The question to ask is: do we give sympathy to “all that is base in others” therefore making them worse people? That’s a serious charge. How do we assess ourselves justly?
I can think of a paradigm that might help. Do we address people as “thinking small, unworthy thoughts … and incapable of better things?” Do we assume children cannot like reading and so try to dress it up as entertainment? Do we assume children need to be bribed in some way to do their school work? Do we address children as if they were incapable of being interested in anything other than video games? Have we given up on the children we know and love (whether our own or someone else’s) and begun dealing with them in ways that never called them to something greater, higher, or better, but rather solidify their position down there in the dregs of what society calls them to?
Every day we encounter human souls and we have the power to call them higher. This isn’t a Pharisaical situation where we heap burdens and expectations on people around us. This is why the word sympathy is so important. If God has allowed us to think a great thought or love something excellent, it is through a gentle sympathy that these things can call out from us to those we meet or those we live life with.

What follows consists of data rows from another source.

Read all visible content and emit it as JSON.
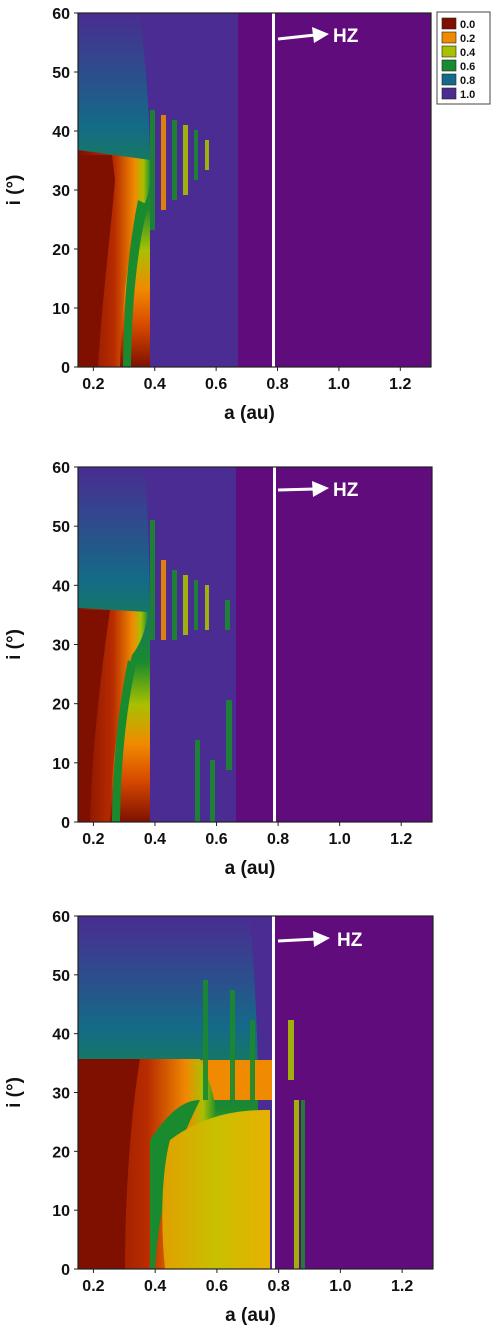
{
  "chart_data": [
    {
      "type": "heatmap",
      "xlabel": "a (au)",
      "ylabel": "i (°)",
      "xlim": [
        0.15,
        1.3
      ],
      "ylim": [
        0,
        60
      ],
      "xticks": [
        "0.2",
        "0.4",
        "0.6",
        "0.8",
        "1.0",
        "1.2"
      ],
      "yticks": [
        "0",
        "10",
        "20",
        "30",
        "40",
        "50",
        "60"
      ],
      "hz_line_a": 0.79,
      "hz_label": "HZ",
      "colorbar": {
        "levels": [
          "0.0",
          "0.2",
          "0.4",
          "0.6",
          "0.8",
          "1.0"
        ],
        "colors": [
          "#7f1000",
          "#f08a00",
          "#a9c000",
          "#1a8a2e",
          "#136b87",
          "#4a2c92"
        ]
      },
      "background_color": "#610c7c",
      "notes": "colour indicates fraction value; band of low values below ~35 deg at small a, resonance spikes between 0.35 and 0.65 au"
    },
    {
      "type": "heatmap",
      "xlabel": "a (au)",
      "ylabel": "i (°)",
      "xlim": [
        0.15,
        1.3
      ],
      "ylim": [
        0,
        60
      ],
      "xticks": [
        "0.2",
        "0.4",
        "0.6",
        "0.8",
        "1.0",
        "1.2"
      ],
      "yticks": [
        "0",
        "10",
        "20",
        "30",
        "40",
        "50",
        "60"
      ],
      "hz_line_a": 0.79,
      "hz_label": "HZ"
    },
    {
      "type": "heatmap",
      "xlabel": "a (au)",
      "ylabel": "i (°)",
      "xlim": [
        0.15,
        1.3
      ],
      "ylim": [
        0,
        60
      ],
      "xticks": [
        "0.2",
        "0.4",
        "0.6",
        "0.8",
        "1.0",
        "1.2"
      ],
      "yticks": [
        "0",
        "10",
        "20",
        "30",
        "40",
        "50",
        "60"
      ],
      "hz_line_a": 0.79,
      "hz_label": "HZ"
    }
  ]
}
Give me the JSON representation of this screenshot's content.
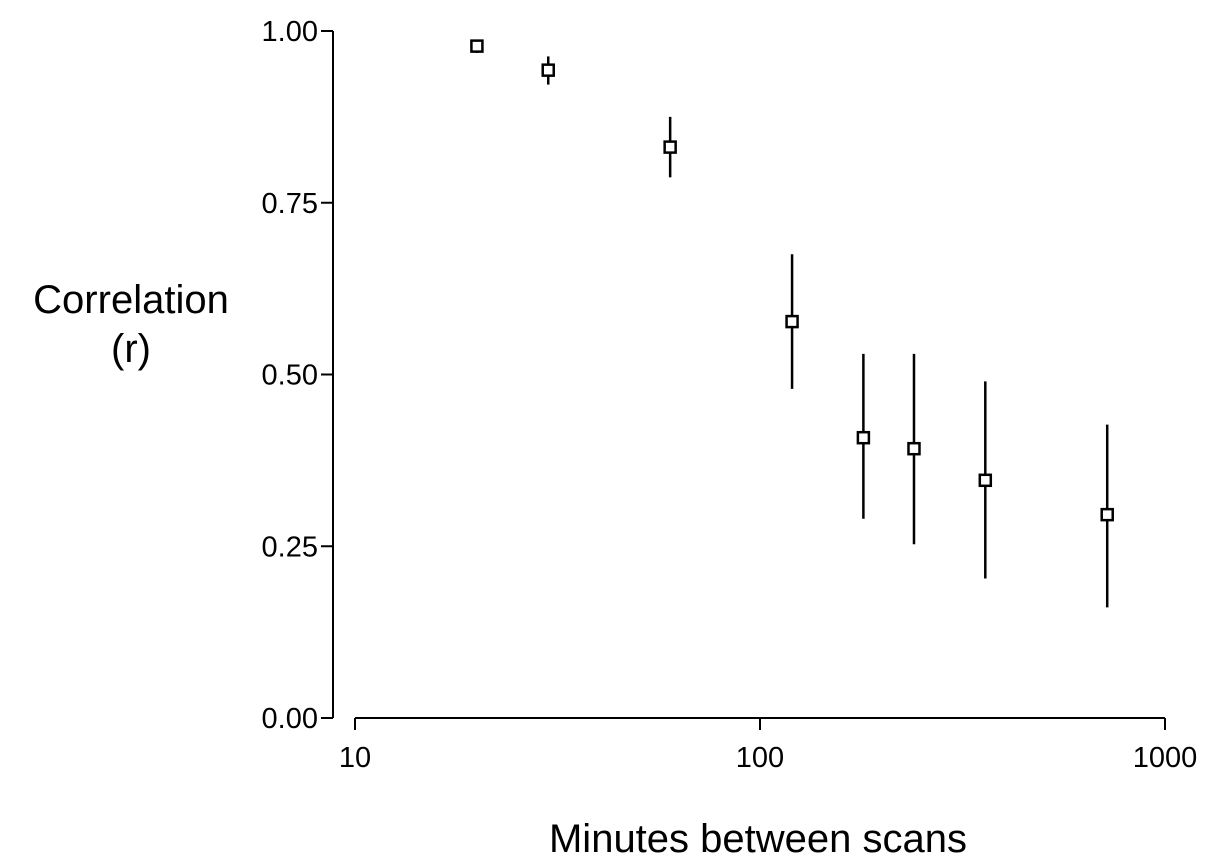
{
  "chart_data": {
    "type": "scatter",
    "xlabel": "Minutes between scans",
    "ylabel": [
      "Correlation",
      "(r)"
    ],
    "x_scale": "log",
    "xlim": [
      10,
      1000
    ],
    "ylim": [
      0,
      1
    ],
    "x_ticks": [
      {
        "value": 10,
        "label": "10"
      },
      {
        "value": 100,
        "label": "100"
      },
      {
        "value": 1000,
        "label": "1000"
      }
    ],
    "y_ticks": [
      {
        "value": 0,
        "label": "0.00"
      },
      {
        "value": 0.25,
        "label": "0.25"
      },
      {
        "value": 0.5,
        "label": "0.50"
      },
      {
        "value": 0.75,
        "label": "0.75"
      },
      {
        "value": 1,
        "label": "1.00"
      }
    ],
    "grid": false,
    "marker": "open-square",
    "points": [
      {
        "x": 20,
        "y": 0.978,
        "err_low": 0.968,
        "err_high": 0.985
      },
      {
        "x": 30,
        "y": 0.943,
        "err_low": 0.922,
        "err_high": 0.963
      },
      {
        "x": 60,
        "y": 0.831,
        "err_low": 0.787,
        "err_high": 0.875
      },
      {
        "x": 120,
        "y": 0.577,
        "err_low": 0.479,
        "err_high": 0.675
      },
      {
        "x": 180,
        "y": 0.408,
        "err_low": 0.29,
        "err_high": 0.53
      },
      {
        "x": 240,
        "y": 0.392,
        "err_low": 0.253,
        "err_high": 0.53
      },
      {
        "x": 360,
        "y": 0.346,
        "err_low": 0.203,
        "err_high": 0.49
      },
      {
        "x": 720,
        "y": 0.296,
        "err_low": 0.161,
        "err_high": 0.427
      }
    ]
  }
}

This, as with many things, starts with those in our own homes. If we address our own children as if they were base — only interested in their own passions, slaves to their feelings, incapable of loving beautiful things or doing great deeds — we will interact with them through bribes and manipulation and we will sigh that that’s how kids are these days.
But there is a better way, a way that offers them hope, that believes they have possibilities for greater deeds and greater thoughts.
So how do we extend this sort of sympathy in real life? Charlotte Mason gives us some very simple instructions:
If we have anything good to give, let us give it, knowing with certainty that they will respond.Ourselves, Book One, p. 96
I may have only a couple loaves and some tiny fishes, but I can offer those simple but wonderful things to the children I know and I can do it with an atmosphere of expectation. In that expectation lies the sympathy that will lift them up. The sympathy is the lever.